In our capacity as special counsel to the Company, we have examined (i) the Registration Statement on Form S-3 (File No. 333-249058) filed by the Company with the Securities and Exchange Commission (the “Commission”) under the Securities Act of 1933, as amended (the “Act”), relating, in part, to the registration of the Securities, (ii) the prospectus of the Company, dated September 25, 2020 (the “Base Prospectus”), as supplemented by the prospectus supplement, dated November 15, 2022, relating to the Securities, as filed in final form with the Commission on November 17, 2022, pursuant to Rule 424(b)(5) under the Act (such Base Prospectus and prospectus supplement, the “Prospectus”), (iii) the free writing prospectus relating to the Securities, dated November 15, 2022 and filed with the Commission pursuant to Rule 433 under the Act, (iv) the Underwriting Agreement, (v) the Deposit Agreement, (vi) the resolutions of the Company’s Board of Directors and applicable committee thereof authorizing and adopting the Articles of Amendment establishing the Series C Preferred Stock (collectively, the “Resolutions”), (vii) the Articles of Amendment establishing the Series C Preferred Stock filed with the Secretary of State of the State of Indiana on November 18, 2022, (viii) a copy of the Restated Articles of Incorporation of the Company certified by the Secretary of State of the State of Indiana, (ix) a copy of the Amended and Restated Bylaws of the Company certified by the Secretary of the Company and (x) such other corporate records, certificates and other documents that we have deemed necessary or appropriate for purposes of rendering this letter.

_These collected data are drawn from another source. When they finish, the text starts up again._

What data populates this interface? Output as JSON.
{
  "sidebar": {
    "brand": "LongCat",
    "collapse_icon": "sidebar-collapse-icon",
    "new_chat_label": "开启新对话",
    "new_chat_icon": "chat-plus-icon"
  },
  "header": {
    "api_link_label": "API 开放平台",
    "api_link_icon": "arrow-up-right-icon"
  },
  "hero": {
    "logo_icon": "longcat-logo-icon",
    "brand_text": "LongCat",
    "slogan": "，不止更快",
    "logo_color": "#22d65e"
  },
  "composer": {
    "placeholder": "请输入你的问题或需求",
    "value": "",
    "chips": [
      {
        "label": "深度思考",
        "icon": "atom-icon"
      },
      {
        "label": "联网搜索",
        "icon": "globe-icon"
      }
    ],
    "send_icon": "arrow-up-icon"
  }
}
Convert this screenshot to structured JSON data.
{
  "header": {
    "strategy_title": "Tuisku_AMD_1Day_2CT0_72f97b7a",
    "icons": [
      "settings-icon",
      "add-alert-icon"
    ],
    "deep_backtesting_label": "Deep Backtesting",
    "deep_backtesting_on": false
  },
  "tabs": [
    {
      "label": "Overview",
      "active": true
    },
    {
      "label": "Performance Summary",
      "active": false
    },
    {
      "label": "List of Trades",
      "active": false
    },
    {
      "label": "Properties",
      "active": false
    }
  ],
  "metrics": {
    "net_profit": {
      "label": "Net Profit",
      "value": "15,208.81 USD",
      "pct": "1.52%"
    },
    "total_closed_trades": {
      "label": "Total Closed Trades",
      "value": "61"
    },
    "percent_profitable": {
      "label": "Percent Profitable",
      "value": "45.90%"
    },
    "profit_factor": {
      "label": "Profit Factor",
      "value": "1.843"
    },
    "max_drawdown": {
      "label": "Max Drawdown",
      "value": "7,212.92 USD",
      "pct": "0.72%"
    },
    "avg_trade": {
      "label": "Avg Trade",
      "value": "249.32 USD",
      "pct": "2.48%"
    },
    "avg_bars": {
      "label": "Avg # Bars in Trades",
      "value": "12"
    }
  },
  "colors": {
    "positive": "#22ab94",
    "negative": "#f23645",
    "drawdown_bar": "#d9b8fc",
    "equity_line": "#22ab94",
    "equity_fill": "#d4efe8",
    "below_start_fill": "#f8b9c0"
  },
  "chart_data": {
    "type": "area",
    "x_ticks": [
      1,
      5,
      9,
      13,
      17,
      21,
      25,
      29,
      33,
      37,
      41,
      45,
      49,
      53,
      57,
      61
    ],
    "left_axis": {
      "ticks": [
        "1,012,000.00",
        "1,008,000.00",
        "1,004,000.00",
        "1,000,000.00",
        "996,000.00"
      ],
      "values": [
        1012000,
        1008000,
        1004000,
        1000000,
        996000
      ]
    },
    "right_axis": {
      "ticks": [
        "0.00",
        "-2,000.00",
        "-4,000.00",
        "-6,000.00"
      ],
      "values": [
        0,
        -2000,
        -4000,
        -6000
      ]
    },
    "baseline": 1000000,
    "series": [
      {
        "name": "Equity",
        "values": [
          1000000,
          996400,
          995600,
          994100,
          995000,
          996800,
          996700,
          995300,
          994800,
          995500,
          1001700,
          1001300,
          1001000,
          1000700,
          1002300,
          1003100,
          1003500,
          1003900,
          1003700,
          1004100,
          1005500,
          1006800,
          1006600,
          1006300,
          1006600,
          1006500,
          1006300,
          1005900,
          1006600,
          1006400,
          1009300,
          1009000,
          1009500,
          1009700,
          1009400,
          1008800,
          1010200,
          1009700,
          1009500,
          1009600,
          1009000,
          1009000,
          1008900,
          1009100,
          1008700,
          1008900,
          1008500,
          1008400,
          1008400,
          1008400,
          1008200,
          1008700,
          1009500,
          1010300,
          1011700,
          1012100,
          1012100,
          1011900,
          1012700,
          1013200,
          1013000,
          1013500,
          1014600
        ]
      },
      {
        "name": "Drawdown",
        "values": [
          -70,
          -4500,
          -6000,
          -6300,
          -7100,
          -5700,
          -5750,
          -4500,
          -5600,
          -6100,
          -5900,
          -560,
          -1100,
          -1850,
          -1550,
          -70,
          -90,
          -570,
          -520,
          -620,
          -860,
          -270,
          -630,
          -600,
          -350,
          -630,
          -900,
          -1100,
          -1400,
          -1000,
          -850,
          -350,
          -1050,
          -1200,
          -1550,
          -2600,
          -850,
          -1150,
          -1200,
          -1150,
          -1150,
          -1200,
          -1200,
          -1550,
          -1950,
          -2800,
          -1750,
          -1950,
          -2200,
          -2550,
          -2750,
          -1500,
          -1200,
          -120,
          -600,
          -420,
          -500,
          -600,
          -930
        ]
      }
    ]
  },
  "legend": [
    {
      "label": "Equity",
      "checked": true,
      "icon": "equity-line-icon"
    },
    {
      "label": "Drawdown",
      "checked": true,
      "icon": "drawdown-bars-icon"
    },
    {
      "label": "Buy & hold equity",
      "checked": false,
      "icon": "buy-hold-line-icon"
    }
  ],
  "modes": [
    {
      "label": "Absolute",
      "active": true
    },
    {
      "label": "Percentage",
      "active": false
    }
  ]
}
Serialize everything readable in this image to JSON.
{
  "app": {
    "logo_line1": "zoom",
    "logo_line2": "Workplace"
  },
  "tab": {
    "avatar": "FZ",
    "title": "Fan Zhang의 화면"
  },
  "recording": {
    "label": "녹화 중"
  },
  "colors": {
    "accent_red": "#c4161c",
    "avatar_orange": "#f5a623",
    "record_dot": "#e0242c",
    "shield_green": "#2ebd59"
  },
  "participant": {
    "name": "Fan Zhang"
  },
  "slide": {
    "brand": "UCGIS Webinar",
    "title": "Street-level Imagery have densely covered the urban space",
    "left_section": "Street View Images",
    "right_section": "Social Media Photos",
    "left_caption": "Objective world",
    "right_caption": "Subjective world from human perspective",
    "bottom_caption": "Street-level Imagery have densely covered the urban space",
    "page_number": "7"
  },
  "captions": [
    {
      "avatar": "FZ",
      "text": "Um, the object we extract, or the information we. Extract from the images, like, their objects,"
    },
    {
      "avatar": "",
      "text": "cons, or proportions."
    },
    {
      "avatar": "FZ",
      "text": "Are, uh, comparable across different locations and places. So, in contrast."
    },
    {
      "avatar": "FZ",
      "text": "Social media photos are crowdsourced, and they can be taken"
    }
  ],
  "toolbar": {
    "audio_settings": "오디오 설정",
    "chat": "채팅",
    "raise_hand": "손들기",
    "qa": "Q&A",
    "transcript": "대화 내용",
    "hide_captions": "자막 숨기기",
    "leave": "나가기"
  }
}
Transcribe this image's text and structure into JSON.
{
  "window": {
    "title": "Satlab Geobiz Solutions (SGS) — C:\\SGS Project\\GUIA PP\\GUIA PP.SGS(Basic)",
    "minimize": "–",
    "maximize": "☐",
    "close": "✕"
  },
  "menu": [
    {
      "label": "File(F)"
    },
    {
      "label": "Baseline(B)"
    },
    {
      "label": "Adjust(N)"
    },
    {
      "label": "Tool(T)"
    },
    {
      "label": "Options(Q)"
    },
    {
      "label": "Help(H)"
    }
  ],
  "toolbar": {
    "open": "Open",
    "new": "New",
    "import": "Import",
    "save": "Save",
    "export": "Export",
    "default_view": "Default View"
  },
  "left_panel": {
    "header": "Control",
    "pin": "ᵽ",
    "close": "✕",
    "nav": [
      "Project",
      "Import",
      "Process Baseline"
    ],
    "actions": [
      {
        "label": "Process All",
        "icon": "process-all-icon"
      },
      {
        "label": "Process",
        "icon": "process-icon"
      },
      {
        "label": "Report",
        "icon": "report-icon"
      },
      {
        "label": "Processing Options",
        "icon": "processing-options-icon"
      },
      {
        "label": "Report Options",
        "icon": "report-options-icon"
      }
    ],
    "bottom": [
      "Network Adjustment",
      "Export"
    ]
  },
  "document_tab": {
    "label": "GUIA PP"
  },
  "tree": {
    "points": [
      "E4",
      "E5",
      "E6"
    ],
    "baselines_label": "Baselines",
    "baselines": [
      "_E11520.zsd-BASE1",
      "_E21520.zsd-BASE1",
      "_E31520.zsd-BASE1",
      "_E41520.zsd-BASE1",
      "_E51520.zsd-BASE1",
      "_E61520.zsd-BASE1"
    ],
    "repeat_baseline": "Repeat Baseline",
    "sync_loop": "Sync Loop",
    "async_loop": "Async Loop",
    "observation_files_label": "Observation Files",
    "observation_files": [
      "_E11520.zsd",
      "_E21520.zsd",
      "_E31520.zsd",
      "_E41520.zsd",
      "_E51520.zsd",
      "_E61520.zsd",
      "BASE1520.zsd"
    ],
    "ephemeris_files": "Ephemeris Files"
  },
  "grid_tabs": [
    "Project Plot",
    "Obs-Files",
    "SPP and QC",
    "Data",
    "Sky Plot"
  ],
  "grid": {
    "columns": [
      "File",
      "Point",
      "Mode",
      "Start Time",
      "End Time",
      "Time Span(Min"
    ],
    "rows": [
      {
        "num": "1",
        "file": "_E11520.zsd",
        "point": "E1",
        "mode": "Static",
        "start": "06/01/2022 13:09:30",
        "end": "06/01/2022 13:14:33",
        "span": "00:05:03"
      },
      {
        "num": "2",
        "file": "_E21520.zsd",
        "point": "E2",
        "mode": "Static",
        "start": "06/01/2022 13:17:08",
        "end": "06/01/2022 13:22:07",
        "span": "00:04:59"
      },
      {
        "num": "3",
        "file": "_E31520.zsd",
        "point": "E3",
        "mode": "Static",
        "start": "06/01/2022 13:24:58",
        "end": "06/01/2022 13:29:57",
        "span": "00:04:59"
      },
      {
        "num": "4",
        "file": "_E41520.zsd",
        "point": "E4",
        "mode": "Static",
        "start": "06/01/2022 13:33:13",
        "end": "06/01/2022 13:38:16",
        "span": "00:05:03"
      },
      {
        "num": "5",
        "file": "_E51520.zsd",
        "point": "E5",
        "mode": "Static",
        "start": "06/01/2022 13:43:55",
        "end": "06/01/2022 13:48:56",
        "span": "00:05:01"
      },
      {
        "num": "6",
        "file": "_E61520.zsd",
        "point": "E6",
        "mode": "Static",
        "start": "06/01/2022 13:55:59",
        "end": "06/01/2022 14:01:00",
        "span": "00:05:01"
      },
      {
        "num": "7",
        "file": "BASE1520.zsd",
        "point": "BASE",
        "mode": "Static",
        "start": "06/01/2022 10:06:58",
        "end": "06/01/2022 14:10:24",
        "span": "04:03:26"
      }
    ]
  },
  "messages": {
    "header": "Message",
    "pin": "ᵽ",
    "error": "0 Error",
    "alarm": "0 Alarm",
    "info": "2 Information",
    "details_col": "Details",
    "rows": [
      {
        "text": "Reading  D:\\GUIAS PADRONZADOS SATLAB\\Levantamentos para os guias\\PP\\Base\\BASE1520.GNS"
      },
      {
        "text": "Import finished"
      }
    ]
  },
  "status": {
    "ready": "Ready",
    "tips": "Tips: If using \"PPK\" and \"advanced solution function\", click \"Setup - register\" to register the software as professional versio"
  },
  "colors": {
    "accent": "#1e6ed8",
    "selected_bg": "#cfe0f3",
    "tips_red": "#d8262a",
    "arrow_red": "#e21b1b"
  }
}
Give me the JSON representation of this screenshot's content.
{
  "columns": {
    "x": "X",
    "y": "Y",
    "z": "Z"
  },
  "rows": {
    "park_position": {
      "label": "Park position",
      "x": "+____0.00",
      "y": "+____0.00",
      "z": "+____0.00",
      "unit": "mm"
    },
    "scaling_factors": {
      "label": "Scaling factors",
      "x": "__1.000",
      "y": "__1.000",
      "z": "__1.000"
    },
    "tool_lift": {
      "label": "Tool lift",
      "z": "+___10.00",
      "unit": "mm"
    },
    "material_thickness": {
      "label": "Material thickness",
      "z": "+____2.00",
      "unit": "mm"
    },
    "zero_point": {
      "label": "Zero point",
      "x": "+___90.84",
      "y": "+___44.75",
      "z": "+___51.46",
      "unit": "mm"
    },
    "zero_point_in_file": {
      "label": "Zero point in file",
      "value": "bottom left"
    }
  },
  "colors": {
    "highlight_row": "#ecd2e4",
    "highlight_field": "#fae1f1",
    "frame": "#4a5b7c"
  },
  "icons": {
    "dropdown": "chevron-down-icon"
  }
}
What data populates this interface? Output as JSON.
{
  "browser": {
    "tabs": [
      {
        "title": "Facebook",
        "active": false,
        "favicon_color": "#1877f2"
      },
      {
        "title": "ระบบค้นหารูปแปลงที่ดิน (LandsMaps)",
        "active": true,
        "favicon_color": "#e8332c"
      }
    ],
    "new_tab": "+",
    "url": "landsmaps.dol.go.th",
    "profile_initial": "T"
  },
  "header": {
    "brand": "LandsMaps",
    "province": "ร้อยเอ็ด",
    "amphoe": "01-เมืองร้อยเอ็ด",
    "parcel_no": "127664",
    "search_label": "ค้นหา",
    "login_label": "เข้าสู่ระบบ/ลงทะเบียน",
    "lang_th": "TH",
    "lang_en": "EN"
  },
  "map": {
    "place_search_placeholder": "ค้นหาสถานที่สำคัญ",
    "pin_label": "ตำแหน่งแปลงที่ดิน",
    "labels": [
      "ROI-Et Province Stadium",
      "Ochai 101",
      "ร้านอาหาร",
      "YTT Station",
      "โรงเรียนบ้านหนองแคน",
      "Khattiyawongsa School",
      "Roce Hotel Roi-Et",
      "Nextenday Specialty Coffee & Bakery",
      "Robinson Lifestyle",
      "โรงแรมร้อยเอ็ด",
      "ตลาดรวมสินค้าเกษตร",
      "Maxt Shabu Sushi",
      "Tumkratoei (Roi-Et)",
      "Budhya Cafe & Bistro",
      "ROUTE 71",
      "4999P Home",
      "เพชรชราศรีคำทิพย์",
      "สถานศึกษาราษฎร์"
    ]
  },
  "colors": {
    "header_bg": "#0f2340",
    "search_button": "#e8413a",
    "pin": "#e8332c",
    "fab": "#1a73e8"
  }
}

In such examination, we have also assumed, without inquiry, the legal capacity of all natural persons, the genuineness of all signatures on all documents examined by us, the authenticity of all documents submitted to us as originals, the conformity to original documents of all documents submitted to us as copies and the authenticity of the originals of such latter documents. We have also assumed that the books and records of the Company are maintained in accordance with proper corporate procedures and, as to certain factual matters relevant to this opinion, have relied upon the representations, warranties and statements made in originals or copies, certified or otherwise identified to our satisfaction, of such records, agreements, documents and instruments, including certificates or comparable documents of officers of the Company and of public officials, as we have deemed appropriate as a basis for the opinion hereinafter set forth. We have also relied upon the opinion, dated November 22, 2022, of Eric B. Wilmer, Assistant Vice President and Senior Counsel of the Company, which opinion is being filed as Exhibit 5.1 to the Company’s Current Report on Form 8-K, dated November 22, 2022, with respect to matters of Indiana law. We have not made any independent investigation in rendering this opinion other than the examination described above, and our opinion is therefore qualified in all respects by the scope thereof.